CryptoQuant’s Bitcoin Network Activity Index has fallen 17% from its peak in November 2024, reaching its lowest level in a year. Even more concerning is the fact that the index has dropped below its 365-day moving average—a level it hasn’t breached since July 2021, when China banned BTC mining.

This decline in network activity suggests that:

  • Fewer transactions are taking place, meaning lower trading volumes.

  • Investor engagement is declining, which could reduce speculative demand.

  • The market is cooling off, potentially leading to a prolonged consolidation period.

Historically, sharp declines in blockchain activity have preceded market corrections, meaning that Bitcoin could see further downside unless activity picks up soon.

Conclusion

Bitcoin’s strong performance in early 2025 appears to be losing momentum, with multiple warning signs pointing to a potential correction. CryptoQuant’s analysis suggests that BTC could fall to $86,000 due to:

  • Declining investor demand

  • ETF outflows

  • Slowing stablecoin liquidity

  • Falling blockchain activity

Despite these bearish signals, some analysts believe that Bitcoin is simply undergoing a normal market reset before its next major move.

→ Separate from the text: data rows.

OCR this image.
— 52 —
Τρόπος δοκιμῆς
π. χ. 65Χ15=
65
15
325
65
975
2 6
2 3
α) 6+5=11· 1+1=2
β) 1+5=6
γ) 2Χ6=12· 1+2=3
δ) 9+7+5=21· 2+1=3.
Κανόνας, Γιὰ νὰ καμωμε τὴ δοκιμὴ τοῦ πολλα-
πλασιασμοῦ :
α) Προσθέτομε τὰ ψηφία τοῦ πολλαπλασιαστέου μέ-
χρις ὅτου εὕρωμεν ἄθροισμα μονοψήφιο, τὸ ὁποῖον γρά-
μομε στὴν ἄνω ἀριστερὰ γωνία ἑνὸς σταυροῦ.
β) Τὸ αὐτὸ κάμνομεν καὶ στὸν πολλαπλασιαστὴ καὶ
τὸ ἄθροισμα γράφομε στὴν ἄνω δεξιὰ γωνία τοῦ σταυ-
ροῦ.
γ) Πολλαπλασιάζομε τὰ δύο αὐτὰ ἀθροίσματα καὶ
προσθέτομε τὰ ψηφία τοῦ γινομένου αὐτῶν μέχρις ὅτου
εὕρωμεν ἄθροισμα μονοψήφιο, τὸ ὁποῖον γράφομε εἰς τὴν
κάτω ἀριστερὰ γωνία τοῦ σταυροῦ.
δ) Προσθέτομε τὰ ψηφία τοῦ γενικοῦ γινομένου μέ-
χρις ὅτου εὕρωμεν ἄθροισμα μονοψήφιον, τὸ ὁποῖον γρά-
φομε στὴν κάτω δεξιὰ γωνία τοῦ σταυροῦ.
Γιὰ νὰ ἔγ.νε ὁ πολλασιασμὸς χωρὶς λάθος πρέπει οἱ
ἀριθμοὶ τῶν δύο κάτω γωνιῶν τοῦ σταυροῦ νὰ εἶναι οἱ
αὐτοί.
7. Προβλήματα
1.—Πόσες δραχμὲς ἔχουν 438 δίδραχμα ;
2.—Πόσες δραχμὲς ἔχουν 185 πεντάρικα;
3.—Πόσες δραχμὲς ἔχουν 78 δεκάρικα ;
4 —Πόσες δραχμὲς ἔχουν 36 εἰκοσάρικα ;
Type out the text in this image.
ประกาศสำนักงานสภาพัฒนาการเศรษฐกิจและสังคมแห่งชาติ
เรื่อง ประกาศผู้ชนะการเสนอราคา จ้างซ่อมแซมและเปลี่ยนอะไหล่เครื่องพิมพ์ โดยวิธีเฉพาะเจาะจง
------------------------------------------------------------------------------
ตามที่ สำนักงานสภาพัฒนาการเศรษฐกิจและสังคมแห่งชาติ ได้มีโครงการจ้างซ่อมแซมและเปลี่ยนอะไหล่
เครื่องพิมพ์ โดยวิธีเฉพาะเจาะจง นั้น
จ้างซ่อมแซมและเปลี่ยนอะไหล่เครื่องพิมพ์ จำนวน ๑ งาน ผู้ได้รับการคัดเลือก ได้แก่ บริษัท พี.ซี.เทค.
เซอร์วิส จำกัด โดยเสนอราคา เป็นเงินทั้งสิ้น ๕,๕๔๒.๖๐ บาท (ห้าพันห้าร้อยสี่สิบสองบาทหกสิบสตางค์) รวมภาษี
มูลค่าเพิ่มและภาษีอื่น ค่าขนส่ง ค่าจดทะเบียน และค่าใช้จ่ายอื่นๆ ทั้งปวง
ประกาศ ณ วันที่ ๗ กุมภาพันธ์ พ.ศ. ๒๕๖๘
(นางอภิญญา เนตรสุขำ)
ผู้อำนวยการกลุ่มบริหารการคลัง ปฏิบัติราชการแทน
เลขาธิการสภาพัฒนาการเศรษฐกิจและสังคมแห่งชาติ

However, if demand does not return soon, a deeper pullback could be in store.

FAQs

Why is Bitcoin at risk of falling to $86,000?

Bitcoin is facing downward pressure due to declining demand, ETF outflows, slowing stablecoin liquidity, and reduced blockchain activity. These factors suggest that investor enthusiasm is fading, making BTC vulnerable to further declines.

How do ETF outflows affect Bitcoin’s price?

Bitcoin ETFs played a major role in the 2024 bull run, attracting institutional investors. However, recent net outflows indicate that institutions are now selling rather than accumulating BTC, which could weaken price support and drive further corrections.

What does stablecoin liquidity have to do with Bitcoin’s price?

Stablecoins, such as USDT, are often used to buy Bitcoin on exchanges. A slowdown in stablecoin supply growth—like the recent 90% drop in USDT’s market cap expansion—suggests that new capital is not entering the market, reducing Bitcoin’s buying power.

Why is Bitcoin’s network activity declining?

CryptoQuant’s Bitcoin Network Activity Index shows that on-chain transactions have fallen to their lowest level in a year. This decline suggests reduced investor engagement and weaker speculative interest, both of which could contribute to further price drops.